Suspiré y levanté mi vaso. Era un hombre a quien resultaba difícil decir que no, pero era lo único que se le podía decir. Una vez que le decías que sí, seguías diciéndoselo el resto de tu vida.
—Está bien, Stuke —dije—. Volvamos al principio. Dije que era inmune. Puedo beber tu whisky, hablar contigo, pasar una tarde juntos de vez en cuando. Puedo hacerte el favor negativo de no hacer nada. Pero eso es todo lo que puedo hacer. Eso es todo lo que haré. Tal como has dicho, no te ayudaré en nada. Y, ya sea de palabra o de hecho, no haré nada que pueda contribuir, ni siquiera remotamente, a convertirte en juez del condado.
—Ah, Brownie. ¿Por qué…?
—Te lo he dicho. Eres una amenaza, una plaga, un hijo de puta. Ya haces suficiente daño en el lugar donde te mueves, pero al menos te encuentras dentro de límites bastante estrechos. Tiemblo al imaginarte operando en la periferia casi ilimitada de la judicatura.
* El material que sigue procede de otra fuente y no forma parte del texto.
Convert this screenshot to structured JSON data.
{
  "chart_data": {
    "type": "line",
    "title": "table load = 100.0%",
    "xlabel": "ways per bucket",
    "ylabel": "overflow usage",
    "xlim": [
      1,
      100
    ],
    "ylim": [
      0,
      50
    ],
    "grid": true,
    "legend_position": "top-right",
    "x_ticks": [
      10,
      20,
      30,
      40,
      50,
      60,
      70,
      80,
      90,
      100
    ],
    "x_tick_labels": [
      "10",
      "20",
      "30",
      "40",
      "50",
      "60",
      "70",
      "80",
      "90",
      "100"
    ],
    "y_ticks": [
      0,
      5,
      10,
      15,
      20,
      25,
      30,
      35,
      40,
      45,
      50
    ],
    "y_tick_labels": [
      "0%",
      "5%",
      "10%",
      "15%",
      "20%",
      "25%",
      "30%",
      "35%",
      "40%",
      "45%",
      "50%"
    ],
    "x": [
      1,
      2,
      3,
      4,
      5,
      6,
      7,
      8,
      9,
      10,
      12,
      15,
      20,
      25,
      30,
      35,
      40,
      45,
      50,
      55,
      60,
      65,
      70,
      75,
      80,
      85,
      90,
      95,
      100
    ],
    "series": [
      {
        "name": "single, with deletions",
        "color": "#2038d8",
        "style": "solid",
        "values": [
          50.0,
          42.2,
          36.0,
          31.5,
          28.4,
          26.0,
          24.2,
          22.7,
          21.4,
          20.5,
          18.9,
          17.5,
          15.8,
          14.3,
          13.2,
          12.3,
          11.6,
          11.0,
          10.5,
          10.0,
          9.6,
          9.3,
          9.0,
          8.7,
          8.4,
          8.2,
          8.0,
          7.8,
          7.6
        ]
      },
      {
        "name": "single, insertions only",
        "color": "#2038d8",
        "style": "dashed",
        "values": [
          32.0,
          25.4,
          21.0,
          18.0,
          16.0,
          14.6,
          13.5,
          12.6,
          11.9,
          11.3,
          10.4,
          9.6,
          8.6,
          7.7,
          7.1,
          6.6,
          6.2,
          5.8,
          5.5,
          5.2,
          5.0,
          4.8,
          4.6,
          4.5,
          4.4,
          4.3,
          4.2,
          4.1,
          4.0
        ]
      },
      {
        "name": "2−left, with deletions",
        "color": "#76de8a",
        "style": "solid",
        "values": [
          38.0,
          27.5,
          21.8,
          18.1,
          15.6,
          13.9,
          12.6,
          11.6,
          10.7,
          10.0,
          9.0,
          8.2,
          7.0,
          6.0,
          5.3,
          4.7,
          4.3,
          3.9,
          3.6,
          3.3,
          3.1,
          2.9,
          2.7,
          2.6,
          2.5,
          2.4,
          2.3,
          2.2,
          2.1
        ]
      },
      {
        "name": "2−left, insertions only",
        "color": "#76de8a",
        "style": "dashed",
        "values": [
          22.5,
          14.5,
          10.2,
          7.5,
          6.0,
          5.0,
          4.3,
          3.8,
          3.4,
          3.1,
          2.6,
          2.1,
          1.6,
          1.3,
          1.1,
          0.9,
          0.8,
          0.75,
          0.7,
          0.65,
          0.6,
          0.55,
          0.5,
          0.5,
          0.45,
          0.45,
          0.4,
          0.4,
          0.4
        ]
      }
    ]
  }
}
—Está bien. Dime lo que quieras. Puedes desenmascararme, si lo deseas. No he tenido educación. Sólo soy un pobre muchacho que ha trabajado duro…
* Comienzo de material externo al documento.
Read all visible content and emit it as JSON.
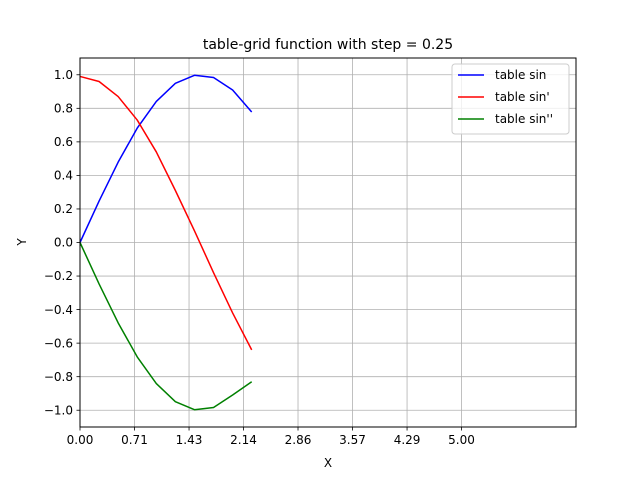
{
  "chart_data": {
    "type": "line",
    "title": "table-grid function with step = 0.25",
    "xlabel": "X",
    "ylabel": "Y",
    "xlim": [
      0,
      6.5
    ],
    "ylim": [
      -1.1,
      1.1
    ],
    "grid": true,
    "legend_position": "top-right",
    "x_ticks": [
      0.0,
      0.714,
      1.429,
      2.143,
      2.857,
      3.571,
      4.286,
      5.0
    ],
    "x_tick_labels": [
      "0.00",
      "0.71",
      "1.43",
      "2.14",
      "2.86",
      "3.57",
      "4.29",
      "5.00"
    ],
    "y_ticks": [
      -1.0,
      -0.8,
      -0.6,
      -0.4,
      -0.2,
      0.0,
      0.2,
      0.4,
      0.6,
      0.8,
      1.0
    ],
    "y_tick_labels": [
      "−1.0",
      "−0.8",
      "−0.6",
      "−0.4",
      "−0.2",
      "0.0",
      "0.2",
      "0.4",
      "0.6",
      "0.8",
      "1.0"
    ],
    "x": [
      0,
      0.25,
      0.5,
      0.75,
      1.0,
      1.25,
      1.5,
      1.75,
      2.0,
      2.25
    ],
    "series": [
      {
        "name": "table sin",
        "color": "#0000ff",
        "values": [
          0.0,
          0.247,
          0.479,
          0.682,
          0.841,
          0.949,
          0.997,
          0.984,
          0.909,
          0.778
        ]
      },
      {
        "name": "table sin'",
        "color": "#ff0000",
        "values": [
          0.99,
          0.96,
          0.87,
          0.73,
          0.54,
          0.31,
          0.07,
          -0.18,
          -0.42,
          -0.64
        ]
      },
      {
        "name": "table sin''",
        "color": "#008000",
        "values": [
          0.0,
          -0.247,
          -0.479,
          -0.682,
          -0.841,
          -0.949,
          -0.997,
          -0.984,
          -0.909,
          -0.83
        ]
      }
    ]
  }
}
—¡Hermano! —exclamé—. ¡Cuando digas esas cosas, al menos sonríe!
—Bueno —sonrió casi tímidamente—, me imagino cómo te sientes, Brownie. Tú piensas que el aspirante al cargo debería ser abogado para…
—No necesariamente —dije—. El trabajo no lo exige, y he conocido a algunos jueces muy buenos que no eran abogados. Podría resultar, aunque viola todos los precedentes, si —sí, mi querido Lem— se tratase de un hombre sincero, honesto y consagrado al interés público. Algo que tú no eres… No, Stuke, tú quédate donde estás y no te causaré ningún problema. El señor Lovelace quiere que el Courier sea todo dulzura y claridad. Ningún escándalo, ninguna revelación, nada que pudiera poner en entredicho el justo nombre de Pacific City. Así es como él lo quiere y así es como será… hasta cierto punto. No serás molestado, nadie te quitará tu puesto. Pero nadie te empujará hacia arriba.
Permaneció en silencio durante un momento, con sus ojos negros y pequeños clavados en mí. Luego se encogió de hombros con simulada indiferencia.
—Como gustes, Brownie. Sólo trataba de ser tu amigo. El carro ha comenzado a moverse y pensé que te gustaría unirte a los ganadores.
Me eché a reír y a toser. Me reí tanto que casi me caigo de la silla.
—Stuke. ¡Por favor!
—Piensas que estoy mintiendo, ¿verdad?
—Por supuesto que estás mintiendo. ¿Cuándo has hecho otra cosa?
—Tengo un montón de amigos influyentes. ¿Cómo crees que llegué a ocupar este puesto?